By Aine Cryts

When radiologists have business and leadership training—through an MBA or a structured leadership program at their hospital or an organization such as the American College of Radiology (ACR)—that learning helps them participate more fully in governance and leadership opportunities, Geraldine McGinty, MD, FACR, chair of the board of chancellors at ACR, tells AXIS Imaging News.

“Knowing the language of business, having facility with things like reading a balance sheet, understanding some of the legal aspects of business enables to then bring [their] radiology expertise and use it more effectively as a radiology business leader,” she says.

McGinty learned that lesson early in her career, shortly after finishing her medical training. That’s when she took on a role to start an imaging center at Montefiore Medical Center in the Bronx, New York. Subsequently, the imaging center grew into a network of imaging centers with a significant budget and a team. That’s when she decided to pursue an MBA at Columbia University.

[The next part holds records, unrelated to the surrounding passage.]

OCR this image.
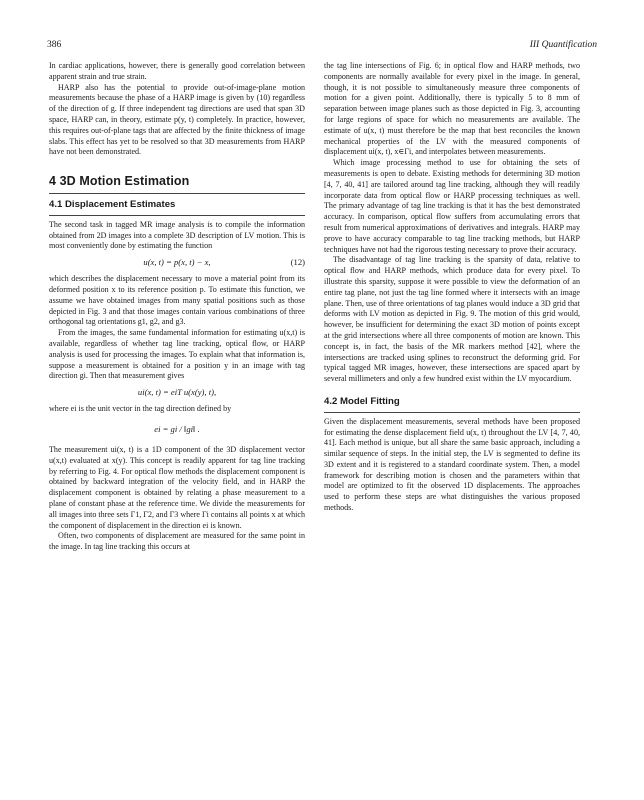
386	III Quantification

In cardiac applications, however, there is generally good correlation between apparent strain and true strain.

HARP also has the potential to provide out-of-image-plane motion measurements because the phase of a HARP image is given by (10) regardless of the direction of g. If three independent tag directions are used that span 3D space, HARP can, in theory, estimate p(y, t) completely. In practice, however, this requires out-of-plane tags that are affected by the finite thickness of image slabs. This effect has yet to be resolved so that 3D measurements from HARP have not been demonstrated.

4 3D Motion Estimation
4.1 Displacement Estimates

The second task in tagged MR image analysis is to compile the information obtained from 2D images into a complete 3D description of LV motion. This is most conveniently done by estimating the function

u(x, t) = p(x, t) − x,	(12)

which describes the displacement necessary to move a material point from its deformed position x to its reference position p. To estimate this function, we assume we have obtained images from many spatial positions such as those depicted in Fig. 3 and that those images contain various combinations of three orthogonal tag orientations g1, g2, and g3.

From the images, the same fundamental information for estimating u(x,t) is available, regardless of whether tag line tracking, optical flow, or HARP analysis is used for processing the images. To explain what that information is, suppose a measurement is obtained for a position y in an image with tag direction gi. Then that measurement gives

ui(x, t) = eiT u(x(y), t),

where ei is the unit vector in the tag direction defined by

ei = gi / ‖gi‖ .

The measurement ui(x, t) is a 1D component of the 3D displacement vector u(x,t) evaluated at x(y). This concept is readily apparent for tag line tracking by referring to Fig. 4. For optical flow methods the displacement component is obtained by backward integration of the velocity field, and in HARP the displacement component is obtained by relating a phase measurement to a plane of constant phase at the reference time. We divide the measurements for all images into three sets Γ1, Γ2, and Γ3 where Γi contains all points x at which the component of displacement in the direction ei is known.

Often, two components of displacement are measured for the same point in the image. In tag line tracking this occurs at

the tag line intersections of Fig. 6; in optical flow and HARP methods, two components are normally available for every pixel in the image. In general, though, it is not possible to simultaneously measure three components of motion for a given point. Additionally, there is typically 5 to 8 mm of separation between image planes such as those depicted in Fig. 3, accounting for large regions of space for which no measurements are available. The estimate of u(x, t) must therefore be the map that best reconciles the known mechanical properties of the LV with the measured components of displacement ui(x, t), x∈Γi, and interpolates between measurements.

Which image processing method to use for obtaining the sets of measurements is open to debate. Existing methods for determining 3D motion [4, 7, 40, 41] are tailored around tag line tracking, although they will readily incorporate data from optical flow or HARP processing techniques as well. The primary advantage of tag line tracking is that it has the best demonstrated accuracy. In comparison, optical flow suffers from accumulating errors that result from numerical approximations of derivatives and integrals. HARP may prove to have accuracy comparable to tag line tracking methods, but HARP techniques have not had the rigorous testing necessary to prove their accuracy.

The disadvantage of tag line tracking is the sparsity of data, relative to optical flow and HARP methods, which produce data for every pixel. To illustrate this sparsity, suppose it were possible to view the deformation of an entire tag plane, not just the tag line formed where it intersects with an image plane. Then, use of three orientations of tag planes would induce a 3D grid that deforms with LV motion as depicted in Fig. 9. The motion of this grid would, however, be insufficient for determining the exact 3D motion of points except at the grid intersections where all three components of motion are known. This concept is, in fact, the basis of the MR markers method [42], where the intersections are tracked using splines to reconstruct the deforming grid. For typical tagged MR images, however, these intersections are spaced apart by several millimeters and only a few hundred exist within the LV myocardium.

4.2 Model Fitting

Given the displacement measurements, several methods have been proposed for estimating the dense displacement field u(x, t) throughout the LV [4, 7, 40, 41]. Each method is unique, but all share the same basic approach, including a similar sequence of steps. In the initial step, the LV is segmented to define its 3D extent and it is registered to a standard coordinate system. Then, a model framework for describing motion is chosen and the parameters within that model are optimized to fit the observed 1D displacements. The approaches used to perform these steps are what distinguishes the various proposed methods.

She took classes on Fridays, but those two years were still packed with many long days and proved to be stressful. It helped that she was sponsored by Stephen Amis, MD, former chair of the department of radiology at Montefiore. Since then, McGinty has increasingly embraced the role of sponsor and mentor herself. Here’s how she defines both roles: A sponsor spots an opportunity and volunteers the right person for it, while a mentor gives advice.

Why Radiologists Should Embrace Leadership Training

The value of an MBA for radiologists is straight-forward, according to McGinty. The degree provides radiologists with business and leadership training, which prepares them to participate more effectively in governance activities, she adds.

Take, for example, her current role at Weill Cornell Physician Organization, where McGinty reports to the CEO and has developed a strategic data team to aggregate market and internal data to drive an increase in data-driven decision-making. As the lead negotiator for managed care contracts, she’s also responsible for monitoring the performance of those contracts for approximately $700 million in commercial revenue for the organization’s physicians.

“All of those skills, I didn’t learn in medical school,” says McGinty.

Looking back, McGinty says that her MBA was also helpful in her role at Montefiore Medical Center, where she led negotiations with insurance companies. While she worked with a team of lawyers, the health system relied on her to fully understand the financial impact of those contracts.

Still, she insists that an MBA isn’t required. Another route for radiologists is the ACR’s Radiology Leadership Institute, which delivers professional development programming, leadership skills training, and networking opportunities for radiologists who want to advance their careers. The ACR offers online and meetings-based programs for radiologists at all stages of their careers, from resident and fellowship training to mid-career to executive-level.

In addition, health systems develop leadership training in-house. For example, New York Presbyterian Hospital, where she’s a radiologist, has a program called Leadership Education and Development (LEAD), which helps support emerging leaders. Launched in July 2017, LEAD is a partnership between the hospital, Columbia Business School, and Columbia University’s health policy and management faculty. Physicians can apply for acceptance to the 18-month program, which exposes them to topics such as health policy, healthcare payment systems, analytics and managerial decision-making, and social and behavioral science and population health.

Giving Back Through Mentorship

In October 2019, McGinty secured a new role as associate professor of radiology at Weill Cornell Medical College. “I found that [process] honestly quite difficult, something that’s not necessarily in my wheelhouse,” she tells AXIS. What helped was support and guidance from Elizabeth Arleo, MD, a professor of radiology at the medical school.

It can be difficult to find the time to mentor others. That’s why McGinty sets aside an hour each month for people who reach out to her to ask about her career path. She describes these monthly get-togethers—to which previous attendees can return and participate—as a mentoring workshop where peers also mentor each other.

McGinty realizes that the monthly time slot doesn’t work for everyone. “But I feel like I’m never too busy to have a 15-minute conversation.”

Her advice on mentoring and sponsorship is simple: Make sure you can give these relationships the time they need.

Aine Cryts is a contributing writer for AXIS Imaging News.